As Canada (est. 1867), approached its centenary, the on-again-off-again debate over Canada’s flag hotted up.
Over the years the maturing nation had taken steps to separate itself (jurisdictionally, if not emotionally) from the Mother Country. Yet, the Canadian flag remained the “Red Ensign” emblazoned with Great Britain’s Union Jack. Enter newly elected Prime Minister (“Mike”) Pearson who plunged head first into the fray in 1964 by proposing that Canada adopt a new flag before it turned 100.
Pearson made this audacious challenge at a meeting at a Canadian Legion (no less), igniting the ire of veterans who had fought under the old flag. They were joined by the descendants of United Empire Loyalists and their fellow travellers who mounted an intense rearguard action. A heated debate ensued. Union Jack supporters were in a flap, while advocates for something new and jazzier waved their arguments around with nationalist fervour.

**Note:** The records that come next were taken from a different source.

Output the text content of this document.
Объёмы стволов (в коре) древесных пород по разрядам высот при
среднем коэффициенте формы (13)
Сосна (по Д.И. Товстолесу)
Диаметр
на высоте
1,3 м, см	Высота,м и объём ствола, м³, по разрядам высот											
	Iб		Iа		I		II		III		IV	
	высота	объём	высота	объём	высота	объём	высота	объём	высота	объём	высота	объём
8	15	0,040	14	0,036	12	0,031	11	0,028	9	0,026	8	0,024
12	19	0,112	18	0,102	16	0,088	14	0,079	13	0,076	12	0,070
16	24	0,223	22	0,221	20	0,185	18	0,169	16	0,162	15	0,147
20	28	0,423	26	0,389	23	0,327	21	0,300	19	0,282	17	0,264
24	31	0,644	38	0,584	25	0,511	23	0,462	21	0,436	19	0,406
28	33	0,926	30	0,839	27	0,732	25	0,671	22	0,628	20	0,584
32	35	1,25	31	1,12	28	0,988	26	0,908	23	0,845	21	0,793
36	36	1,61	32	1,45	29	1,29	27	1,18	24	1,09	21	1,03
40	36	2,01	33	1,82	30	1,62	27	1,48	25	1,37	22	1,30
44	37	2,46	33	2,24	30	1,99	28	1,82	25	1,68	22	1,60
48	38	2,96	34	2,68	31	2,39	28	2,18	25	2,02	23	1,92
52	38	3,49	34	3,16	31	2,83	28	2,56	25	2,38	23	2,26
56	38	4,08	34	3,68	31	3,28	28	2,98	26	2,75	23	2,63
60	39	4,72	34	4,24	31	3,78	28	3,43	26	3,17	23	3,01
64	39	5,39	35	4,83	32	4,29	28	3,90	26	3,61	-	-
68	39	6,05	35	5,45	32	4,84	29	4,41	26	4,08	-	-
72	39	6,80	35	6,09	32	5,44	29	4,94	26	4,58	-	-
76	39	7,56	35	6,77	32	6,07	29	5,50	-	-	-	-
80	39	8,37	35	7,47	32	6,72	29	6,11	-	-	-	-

In true Canadian fashion, Pearson struck an all-party parliamentary committee to review the matter and make recommendations. Things got testy over 37 days of parliamentary debate and more than 270 speeches in the fall of 1964. In the end, a bold design by George Stanley, Dean of Arts at the Royal Military College, won the day. It first flew over the Peace Tower on February 15, 1965. A Canadian nationalist to the end, Pearson’s coffin was draped by the new flag when he was buried in 1972. Former Prime Minister John Diefenbaker (aka “Dief the Chief”), though, took the Red Ensign to the grave. His coffin in 1979 was draped by the old flag sewn to the new flag.
Our flag debate was feisty. But at least Canada didn’t pull a New Zealand. In 2015-16, Kiwi officials whittled down more than 10,000 submitted designs to a short list of five, plus the original. Then came a complex two-stage referendum vote over four months. The result? They spent parliamentary time and countless NZ dollars in ultimately opting for the same old flag. Ouch.